Chapter 13 - Data Analysis Flashcards
What is Data?
Consists of numbers, letters, symbols, raw facts, events and transactions which have been recorded but not yet processed into a form which is suitable for use by management
What is information?
Data which have been processed in such a way that is meaningful to the person who receives it
Why is information useful to management?
- Helps planning
- Helps making decisions
- Helps controlling day-to-day operations, for example by comparing actual results with those planned
What are the four types of data?
- Quantitative data = numerical data that provides measurements or quantities. Expressed as numbers for e.g. number of KG needed to make a unit of product
- Qualitative data = Cannot be expressed as numbers or values and it is much harder to analyse
- Discrete Data = Non-continuous data can take on any value (within a range) for e.g. time or distance
What are internal sources of data
- Accounting records
- HR/payroll records
- Machine logs/computer systems
- Procurement data systems
- Timesheets
- Communication to/from staff
What are the sources of internal information?
Formally gathered
- Market research e.g. new trends, customer tastes, competitor products
- Research and development
- Tax and accounting specialists
- Legal specialists
Informally gathered
- Any information gathered on an ongoing basis e.g. newspapers, internet, meetings with external business colleagues
What is the internet of things IoT
internet connected devices continually collect and exchange data
Using the mnemonic ACCURATE - What are qualities of good information?

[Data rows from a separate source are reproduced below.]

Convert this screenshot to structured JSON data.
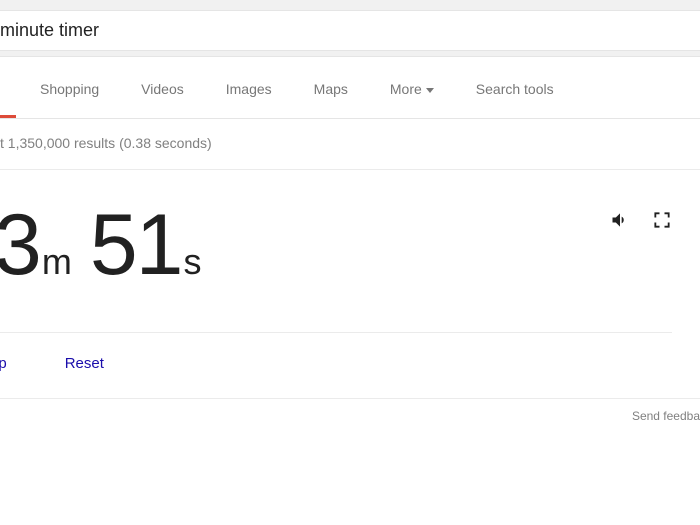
{
  "search": {
    "query": "minute timer"
  },
  "tabs": {
    "shopping": "Shopping",
    "videos": "Videos",
    "images": "Images",
    "maps": "Maps",
    "more": "More",
    "tools": "Search tools"
  },
  "stats": {
    "text": "t 1,350,000 results (0.38 seconds)"
  },
  "timer": {
    "minutes": "3",
    "minutes_unit": "m",
    "seconds": "51",
    "seconds_unit": "s"
  },
  "controls": {
    "stop": "op",
    "reset": "Reset"
  },
  "footer": {
    "feedback": "Send feedba"
  }
}
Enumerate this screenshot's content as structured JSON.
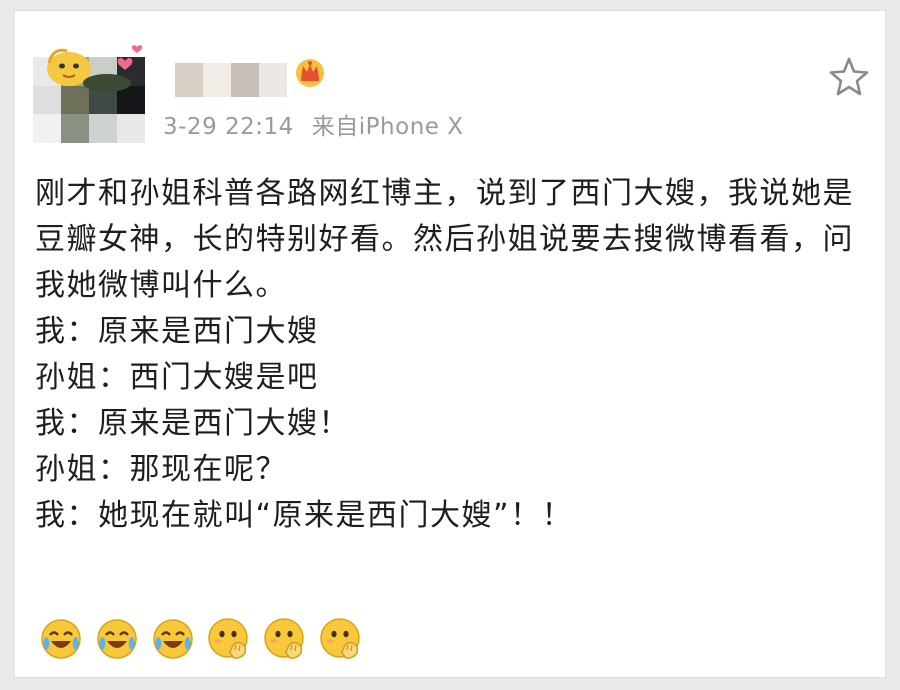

A - Accurate e.g. no typos, roundings, categorised, assumptions
C - Complete e.g. all information provided with purpose
C - Cost-beneficial e.g. benefit > cost of producing information
U - User-targeted e.g. understandable and useful to recipient
R - Relevant for purpose intended
A - Authoritative e.g. genuine, highest quality for purpose, source should be known and reliable
T - Timely e.g. produced in advanced of when needed
E - Easy to use e.g. clear, concise, constructive, communicated appropriately
What is Data analysis?
- Identify the information needs
- Collect the data
- Analyse the data
- Present the information
- Use the information
What are ways in which data can be analysed?
- Inferential statistics e.g. draw conclusions about a set of data taken from a population to describe and make inferences about the population
- Exploratory data e.g. when pattern is identified in types of data. This type of analysis may use regression and correlation analysis.

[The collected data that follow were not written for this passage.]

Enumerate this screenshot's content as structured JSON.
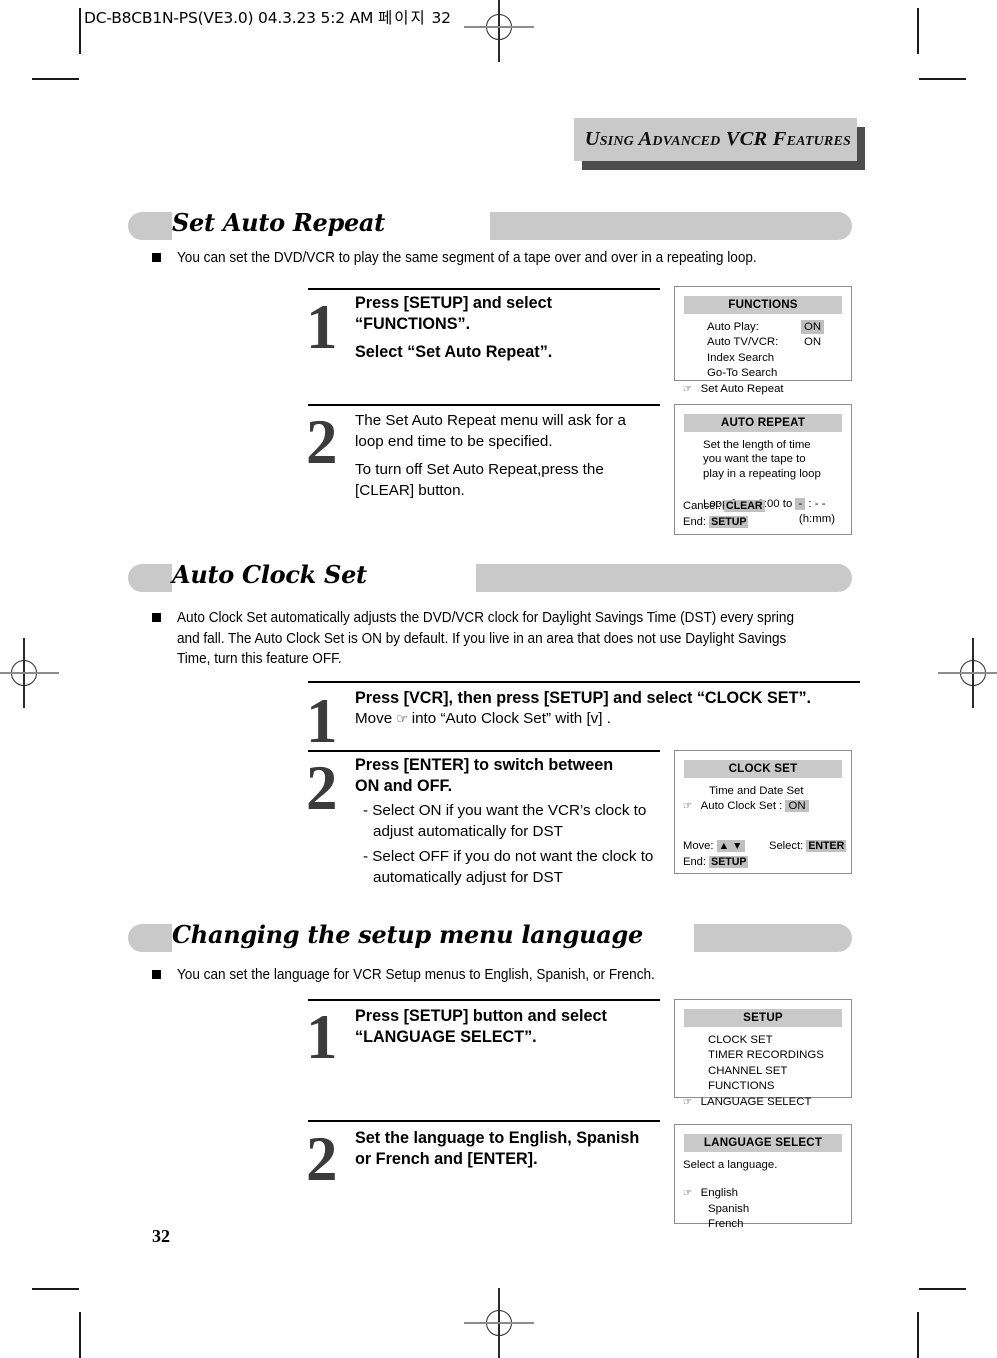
{
  "print_slug": {
    "text": "DC-B8CB1N-PS(VE3.0)  04.3.23 5:2 AM",
    "cjk": "페이지",
    "page": "32"
  },
  "running_head": {
    "title": "Using Advanced VCR Features"
  },
  "page_number": "32",
  "sections": [
    {
      "title": "Set Auto Repeat",
      "intro": "You can set the DVD/VCR to play the same segment of a tape over and over in a repeating loop.",
      "steps": [
        {
          "number": "1",
          "bold_lines": [
            "Press [SETUP] and select",
            "“FUNCTIONS”."
          ],
          "bold_lines2": [
            "Select “Set Auto Repeat”."
          ],
          "plain_lines": []
        },
        {
          "number": "2",
          "plain_lines": [
            "The Set Auto Repeat menu will ask for a",
            "loop end time to be specified."
          ],
          "plain_lines2": [
            "To turn off Set Auto Repeat,press the",
            "[CLEAR] button."
          ]
        }
      ]
    },
    {
      "title": "Auto Clock Set",
      "intro": "Auto Clock Set automatically adjusts the DVD/VCR clock for Daylight Savings Time (DST) every spring and fall. The Auto Clock Set is ON by default. If you live in an area that does not use Daylight Savings Time, turn this feature OFF.",
      "steps": [
        {
          "number": "1",
          "bold_lines": [
            "Press [VCR], then press [SETUP] and select “CLOCK SET”."
          ],
          "plain_prefix": "Move ",
          "pointer": "☞",
          "plain_suffix": " into “Auto Clock Set” with [v] ."
        },
        {
          "number": "2",
          "bold_lines": [
            "Press [ENTER] to switch between",
            "ON and OFF."
          ],
          "sub_lines": [
            "- Select ON if you want the VCR’s clock to adjust automatically for DST",
            "- Select OFF if you do not want the clock to automatically adjust for DST"
          ]
        }
      ]
    },
    {
      "title": "Changing the setup menu language",
      "intro": "You can set the language for VCR Setup menus to English, Spanish, or French.",
      "steps": [
        {
          "number": "1",
          "bold_lines": [
            "Press [SETUP] button and select",
            "“LANGUAGE SELECT”."
          ]
        },
        {
          "number": "2",
          "bold_lines": [
            "Set the language to English, Spanish",
            "or French and [ENTER]."
          ]
        }
      ]
    }
  ],
  "osd_screens": {
    "functions": {
      "title": "FUNCTIONS",
      "rows": [
        {
          "pointer": "",
          "label": "Auto Play:",
          "value": "ON",
          "highlight": true
        },
        {
          "pointer": "",
          "label": "Auto TV/VCR:",
          "value": "ON",
          "highlight": false
        },
        {
          "pointer": "",
          "label": "Index Search",
          "value": "",
          "highlight": false
        },
        {
          "pointer": "",
          "label": "Go-To Search",
          "value": "",
          "highlight": false
        },
        {
          "pointer": "☞",
          "label": "Set Auto Repeat",
          "value": "",
          "highlight": false
        }
      ]
    },
    "auto_repeat": {
      "title": "AUTO REPEAT",
      "description": [
        "Set the length of time",
        "you want the tape to",
        "play in a repeating loop"
      ],
      "loop_prefix": "Loop from 0:00 to ",
      "loop_cursor": "-",
      "loop_suffix": " : - -",
      "loop_units": "(h:mm)",
      "cancel_label": "Cancel:",
      "cancel_key": "CLEAR",
      "end_label": "End:",
      "end_key": "SETUP"
    },
    "clock_set": {
      "title": "CLOCK SET",
      "rows": [
        {
          "pointer": "",
          "label": "Time and Date Set",
          "value": "",
          "highlight": false
        },
        {
          "pointer": "☞",
          "label": "Auto Clock Set :",
          "value": "ON",
          "highlight": true
        }
      ],
      "move_label": "Move:",
      "move_icons": "▲ ▼",
      "select_label": "Select:",
      "select_key": "ENTER",
      "end_label": "End:",
      "end_key": "SETUP"
    },
    "setup": {
      "title": "SETUP",
      "rows": [
        {
          "pointer": "",
          "label": "CLOCK SET"
        },
        {
          "pointer": "",
          "label": "TIMER RECORDINGS"
        },
        {
          "pointer": "",
          "label": "CHANNEL SET"
        },
        {
          "pointer": "",
          "label": "FUNCTIONS"
        },
        {
          "pointer": "☞",
          "label": "LANGUAGE SELECT"
        }
      ]
    },
    "language_select": {
      "title": "LANGUAGE SELECT",
      "prompt": "Select a language.",
      "rows": [
        {
          "pointer": "☞",
          "label": "English"
        },
        {
          "pointer": "",
          "label": "Spanish"
        },
        {
          "pointer": "",
          "label": "French"
        }
      ]
    }
  }
}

- Confirmatory data analysis - confirms (or not) a hypothesis using statistical methods. For example a price increase of 3% will reduce demand by 5%
- Sample e.g. a group of items drawn from a population. The population may consist of items such as metal bars, invoices, packets of tea
What is sampling?
Collecting a sample by selecting a unit e.g. people, organisations) then using the information to generalise to the wider population
What are the three main reasons why sampling is necessary
- Whole population may not be known
- Even if the population is known the process of testing every item can be extremely costly in time and money e.g. gaining information about the popularity of TV programmes by interviewing every viewer
- Items being tested may be completely destroyed in the process, for e.g. in order to check the lifetime of an electric light bulb it is necessary to leave the bulb burning until it breaks and is of no further useW
What are the rules involved with sampling?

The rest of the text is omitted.